AVS technique and interpretation varies by institution. In our center, the bilateral adrenal veins are accessed via femoral puncture and catheterization, and ACTH is infused via peripheral IV. ACTH-stimulated adrenal vein and inferior vena cava (IVC) cortisol levels are compared to confirm proper catheter placement in the adrenal veins. Adrenal vein aldosterone values are then corrected for cortisol to account for venous dilution by the phrenic vein. The bilateral cortisol-corrected aldosterone values are compared, and a 4:1 ratio favoring one side is suggestive of unilateral disease. More importantly however, adrenal vein aldosterone secretion must be suppressed from the contralateral side to confirm the diagnosis of unilateral disease.
AVS is 95 % sensitive and 100 % specific for localizing unilateral APAs, however, success of this procedure and complication rate is practitioner dependent, mainly due to the technical difficulty of catheterizing the right adrenal vein [31, 32]. Because of these risks, AVS should only be pursued for patients in whom surgical intervention would be considered.

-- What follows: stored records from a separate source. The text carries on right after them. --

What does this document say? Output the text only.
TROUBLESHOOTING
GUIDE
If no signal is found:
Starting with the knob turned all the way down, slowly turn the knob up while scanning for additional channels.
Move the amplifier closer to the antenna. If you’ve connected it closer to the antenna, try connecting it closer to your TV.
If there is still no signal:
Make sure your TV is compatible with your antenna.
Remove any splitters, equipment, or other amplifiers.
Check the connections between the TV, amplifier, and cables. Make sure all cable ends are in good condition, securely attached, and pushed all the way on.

What Is the Preferred Treatment for Each Subtype?
The majority of patients with PA have BAH which is amenable to medical therapy with MR-antagonists such as spironolactone or eplerenone. Spironolactone at doses of 25–400 mg daily is the initial agent of choice and results in a 25 % systolic blood pressure reduction and a 22 % diastolic reduction [5]. Spironolactone is inexpensive and may decrease polypharmacy. In a study of patients with PA and uncontrolled hypertension, addition of spironolactone improved blood pressure to goal in 50 % of patients studied and was the sole agent required to maintain control in 50 % of these responders [33].

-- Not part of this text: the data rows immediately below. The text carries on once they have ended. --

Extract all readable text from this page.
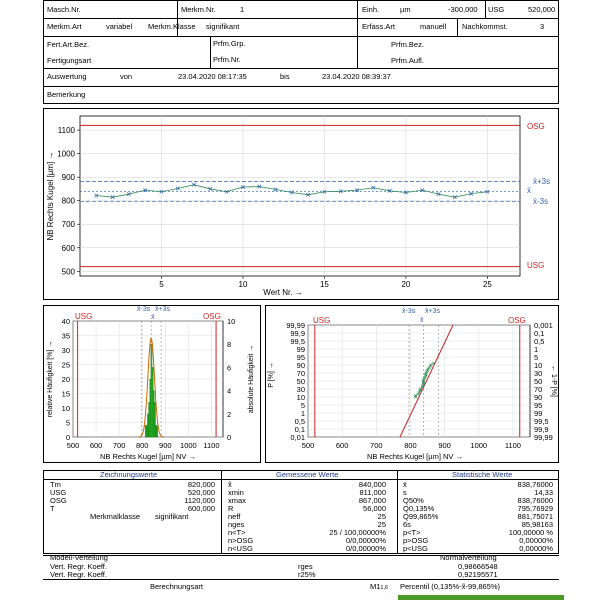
Masch.Nr.	Merkm.Nr.	1	Einh.	µm	-300,000 USG	520,000
Merkm.Art	variabel Merkm.Klasse signifikant	Erfass.Art	manuell Nachkommst.	3
Fert.Art.Bez.	Prfm.Grp.	Prfm.Bez.
Fertigungsart	Prfm.Nr.	Prfm.Aufl.
Auswertung	von	23.04.2020 08:17:35	bis	23.04.2020 08:39:37
Bemerkung
1100
1000
900
800
700
600
500
5	10	15	20	25
OSG
USG
x̄+3s
x̄
x̄-3s
Wert Nr. →
NB Rechts Kugel [µm] →
40
35
30
25
20
15
10
5
0
10
8
6
4
2
0
500 600 700 800 900 1000 1100
USG	OSG
x̄-3s
x̄
x̄+3s
NB Rechts Kugel [µm] NV →
relative Häufigkeit [%] →	absolute Häufigkeit →
99,99
99,9
99,5
99
95
90
70
50
30
10
5
1
0,5
0,1
0,01
0,001
0,1
0,5
1
5
10
30
50
70
90
95
99
99,5
99,9
99,99
500	600	700	800	900	1000 1100
USG	OSG
x̄-3s
x̄
x̄+3s
NB Rechts Kugel [µm] NV →
P [%] →	← 1-P [%]
Zeichnungswerte	Gemessene Werte	Statistische Werte
Tm	820,000
USG	520,000
OSG	1120,000
T	600,000
Merkmalklasse signifikant
x̃	840,000
xmin	811,000
xmax	867,000
R	56,000
neff	25
nges	25
n<T>	25 / 100,00000%
n>OSG	0/0,00000%
n<USG	0/0,00000%
x̄	838,76000
s	14,33
Q50%	838,76000
Q0,135%	795,76929
Q99,865%	881,75071
6s	85,98163
p<T>	100,00000 %
p>OSG	0,00000%
p<USG	0,00000%
Modell-Verteilung	Normalverteilung
Vert. Regr. Koeff.	rges	0,98666548
Vert. Regr. Koeff.	r25%	0,92195571
Berechnungsart	M11,6 Percentil (0,135%-x̃-99,865%)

In addition to its actions at the MR, spironolactone has antagonistic properties at the androgen receptor and agonistic properties at the progesterone receptor, which result in its main side effects of gynecomastia in men and mastodynia in women. Although these side effects are dose- dependent, patients with PA often require high doses, and as a result eplerenone may be a more tolerable agent [5].
Eplerenone is a selective MR antagonist and, as a result, lacks the progesterone receptor-stimulating and anti-androgen properties of spironolactone that result in its side effects [34]. However, in a head-to-head trial comparing effectiveness of the two agents, spironolactone resulted in more potent blood pressure reduction [35].
Amiloride and triamterene target blood pressure at the level of the ENaC receptor, which is increased as a result of aldosterone action at the distal renal tubule. These agents are less potent than MR antagonists in achieving blood pressure control in patients with PA and should be reserved for second-line use.
Surgery should be pursued in all patients with APAs in which the benefit outweighs the risk of unilateral adrenalectomy. Laparoscopic unilateral adrenalectomy is the preferred procedure. Postoperatively, BP and hypokalemia improve in 100 % of patients [5], and myocardial fibrosis improves within 1 year [36]. However, long-term hypertension cure rate is only 30–60 % [37–39]. Persistent postoperative hypertension is likely related to underlying essential hypertension and correlates to duration of disease, increased creatinine, older age, family history of essential hypertension, and use of more than two antihypertensive agents preoperatively [37, 39]. Patients with APAs who are not surgical candidates due to comorbid conditions or those who are unlikely to be cured can be managed medically, although higher doses of MR antagonists are typically required.